Zelda would return to cel-shading with Breath of the Wild, but the effect could not be more different. If Wind Waker used cel-shading to abstract nature to the point of fairy tale, Breath of the Wild uses it to make nature leap out at us again. Its swaying grass and distant mountains, its flat colours dithered with shadows suggest a cel-shading that is rubbing shoulders with impressionism. This is the world filtered through perceptions and perhaps memory. It’s proof that cel-shading, which is still so often associated with Jet Set Radio’s urban spray-painting skaters, has range and depth as well as surface beauty.

Over the last few years, cel-shading’s probably been most prominent in Telltale Games, but there are signs other developers are returning to it. It’s why the upcoming Sable, Void Bastards and Manifold Garden look so endearing to me, as it seems we could be in for a new wave of cel-shaded games that aren’t simply translations of comic books.

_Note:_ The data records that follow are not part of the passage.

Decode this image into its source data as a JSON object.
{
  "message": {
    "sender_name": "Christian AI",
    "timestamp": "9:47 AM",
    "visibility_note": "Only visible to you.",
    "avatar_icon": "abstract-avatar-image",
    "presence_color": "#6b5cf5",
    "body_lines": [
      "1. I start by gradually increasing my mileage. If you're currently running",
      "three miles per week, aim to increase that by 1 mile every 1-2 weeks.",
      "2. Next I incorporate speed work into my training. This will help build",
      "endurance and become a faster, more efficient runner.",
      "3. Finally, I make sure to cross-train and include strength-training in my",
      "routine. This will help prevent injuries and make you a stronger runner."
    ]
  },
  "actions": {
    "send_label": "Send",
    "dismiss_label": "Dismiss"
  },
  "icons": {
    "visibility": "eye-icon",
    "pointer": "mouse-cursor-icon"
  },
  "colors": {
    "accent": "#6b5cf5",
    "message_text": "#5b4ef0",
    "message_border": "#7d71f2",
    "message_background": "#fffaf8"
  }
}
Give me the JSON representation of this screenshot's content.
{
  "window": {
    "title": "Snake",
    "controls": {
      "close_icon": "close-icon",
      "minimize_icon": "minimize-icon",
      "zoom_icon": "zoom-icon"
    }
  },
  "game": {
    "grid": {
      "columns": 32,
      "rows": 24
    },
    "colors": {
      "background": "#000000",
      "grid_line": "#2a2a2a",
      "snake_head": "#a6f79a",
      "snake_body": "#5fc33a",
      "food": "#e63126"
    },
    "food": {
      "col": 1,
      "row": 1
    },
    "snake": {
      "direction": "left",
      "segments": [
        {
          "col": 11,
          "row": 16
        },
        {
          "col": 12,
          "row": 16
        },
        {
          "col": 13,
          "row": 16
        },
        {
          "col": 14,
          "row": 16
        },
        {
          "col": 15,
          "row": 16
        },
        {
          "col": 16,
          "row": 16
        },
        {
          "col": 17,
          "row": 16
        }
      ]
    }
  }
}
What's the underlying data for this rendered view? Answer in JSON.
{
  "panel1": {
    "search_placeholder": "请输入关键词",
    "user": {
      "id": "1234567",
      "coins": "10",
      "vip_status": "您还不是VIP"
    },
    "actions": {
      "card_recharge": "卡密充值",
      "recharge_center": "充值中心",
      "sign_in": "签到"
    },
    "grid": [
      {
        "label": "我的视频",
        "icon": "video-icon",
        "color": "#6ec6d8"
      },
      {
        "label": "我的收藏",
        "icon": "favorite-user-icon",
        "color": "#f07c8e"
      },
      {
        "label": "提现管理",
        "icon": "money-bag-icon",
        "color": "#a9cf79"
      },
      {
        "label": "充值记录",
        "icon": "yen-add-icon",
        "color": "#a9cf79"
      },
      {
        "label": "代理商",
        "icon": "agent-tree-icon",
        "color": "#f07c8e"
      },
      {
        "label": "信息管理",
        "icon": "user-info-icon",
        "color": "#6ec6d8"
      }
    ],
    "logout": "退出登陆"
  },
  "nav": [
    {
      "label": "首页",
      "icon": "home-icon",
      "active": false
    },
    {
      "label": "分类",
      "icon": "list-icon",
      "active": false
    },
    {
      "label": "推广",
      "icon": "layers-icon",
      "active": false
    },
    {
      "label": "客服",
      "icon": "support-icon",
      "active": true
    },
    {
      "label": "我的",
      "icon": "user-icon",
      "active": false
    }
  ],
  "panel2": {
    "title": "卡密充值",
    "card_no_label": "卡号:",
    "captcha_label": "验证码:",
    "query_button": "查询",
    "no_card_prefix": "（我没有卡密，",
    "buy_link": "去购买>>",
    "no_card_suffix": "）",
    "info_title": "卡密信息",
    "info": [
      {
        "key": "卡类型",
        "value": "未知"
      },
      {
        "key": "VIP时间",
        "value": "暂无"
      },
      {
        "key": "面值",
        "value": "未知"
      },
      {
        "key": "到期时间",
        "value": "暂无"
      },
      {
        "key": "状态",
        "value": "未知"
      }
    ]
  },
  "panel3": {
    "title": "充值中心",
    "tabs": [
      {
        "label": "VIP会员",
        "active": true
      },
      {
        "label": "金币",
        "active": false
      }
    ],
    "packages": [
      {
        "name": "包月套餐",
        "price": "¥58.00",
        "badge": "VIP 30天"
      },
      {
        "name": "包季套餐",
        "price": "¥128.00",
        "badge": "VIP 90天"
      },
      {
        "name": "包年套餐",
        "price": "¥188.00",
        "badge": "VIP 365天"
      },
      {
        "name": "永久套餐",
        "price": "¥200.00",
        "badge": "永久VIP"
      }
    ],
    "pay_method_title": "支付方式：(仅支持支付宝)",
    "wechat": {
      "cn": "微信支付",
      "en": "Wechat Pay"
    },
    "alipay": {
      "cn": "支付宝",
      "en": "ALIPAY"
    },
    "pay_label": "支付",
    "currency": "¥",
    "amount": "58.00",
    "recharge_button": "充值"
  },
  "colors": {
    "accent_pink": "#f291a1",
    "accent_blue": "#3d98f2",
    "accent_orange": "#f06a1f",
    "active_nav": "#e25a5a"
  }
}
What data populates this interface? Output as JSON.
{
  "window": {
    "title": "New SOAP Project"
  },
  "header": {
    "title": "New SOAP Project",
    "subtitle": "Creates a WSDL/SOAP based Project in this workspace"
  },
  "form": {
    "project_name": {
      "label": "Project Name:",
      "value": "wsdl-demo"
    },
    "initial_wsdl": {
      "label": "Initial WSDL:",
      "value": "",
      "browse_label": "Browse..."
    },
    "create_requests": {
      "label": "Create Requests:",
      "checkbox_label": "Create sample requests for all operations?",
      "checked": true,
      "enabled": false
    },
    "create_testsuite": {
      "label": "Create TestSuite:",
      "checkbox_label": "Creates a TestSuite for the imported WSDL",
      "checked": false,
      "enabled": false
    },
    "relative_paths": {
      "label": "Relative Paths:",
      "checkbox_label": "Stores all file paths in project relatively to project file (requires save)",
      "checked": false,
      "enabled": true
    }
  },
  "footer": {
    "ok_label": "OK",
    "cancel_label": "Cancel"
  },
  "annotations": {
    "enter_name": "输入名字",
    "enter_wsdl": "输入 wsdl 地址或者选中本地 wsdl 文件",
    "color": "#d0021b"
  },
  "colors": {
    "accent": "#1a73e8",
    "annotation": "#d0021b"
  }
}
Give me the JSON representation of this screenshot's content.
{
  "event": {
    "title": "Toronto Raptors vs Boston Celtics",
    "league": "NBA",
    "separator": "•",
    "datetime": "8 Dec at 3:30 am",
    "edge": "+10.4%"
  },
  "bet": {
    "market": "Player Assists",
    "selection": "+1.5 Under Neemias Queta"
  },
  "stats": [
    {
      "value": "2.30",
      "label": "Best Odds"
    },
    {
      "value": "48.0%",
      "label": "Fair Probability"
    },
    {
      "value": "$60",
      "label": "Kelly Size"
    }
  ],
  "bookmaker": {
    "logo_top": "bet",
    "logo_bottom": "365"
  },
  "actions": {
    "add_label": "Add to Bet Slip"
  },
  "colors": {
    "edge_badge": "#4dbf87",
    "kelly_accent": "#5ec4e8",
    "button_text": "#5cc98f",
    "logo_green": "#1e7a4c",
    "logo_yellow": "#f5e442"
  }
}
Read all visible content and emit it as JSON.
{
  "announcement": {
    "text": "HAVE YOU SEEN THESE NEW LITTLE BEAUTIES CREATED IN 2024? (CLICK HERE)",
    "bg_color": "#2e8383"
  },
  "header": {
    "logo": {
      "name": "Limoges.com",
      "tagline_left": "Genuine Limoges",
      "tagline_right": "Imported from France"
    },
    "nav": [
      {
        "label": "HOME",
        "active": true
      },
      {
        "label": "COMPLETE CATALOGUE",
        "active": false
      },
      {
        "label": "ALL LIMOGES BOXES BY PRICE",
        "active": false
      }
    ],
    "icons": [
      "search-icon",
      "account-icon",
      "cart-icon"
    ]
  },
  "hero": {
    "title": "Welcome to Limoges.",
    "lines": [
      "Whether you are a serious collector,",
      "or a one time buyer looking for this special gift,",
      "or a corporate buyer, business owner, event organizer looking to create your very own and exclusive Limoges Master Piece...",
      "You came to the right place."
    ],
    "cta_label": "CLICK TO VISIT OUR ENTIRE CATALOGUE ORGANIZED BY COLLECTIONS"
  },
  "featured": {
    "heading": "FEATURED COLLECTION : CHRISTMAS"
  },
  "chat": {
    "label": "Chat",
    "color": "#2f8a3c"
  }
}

Until then, I’m going to play JSRF as much as I can. It contains buckets of pure joy. But it also tells us that these aforementioned classics still influence our games today, despite how hard it can sometimes be to find and play them. As the industry steadily becomes more aware of the need to appreciate the artistry and history of games – and more aware of their ability to inspire future creations – cel-shading is a vital reminder that some ideas that seem very rooted in a specific time are capable of leaving that time behind and remain fresh and exciting.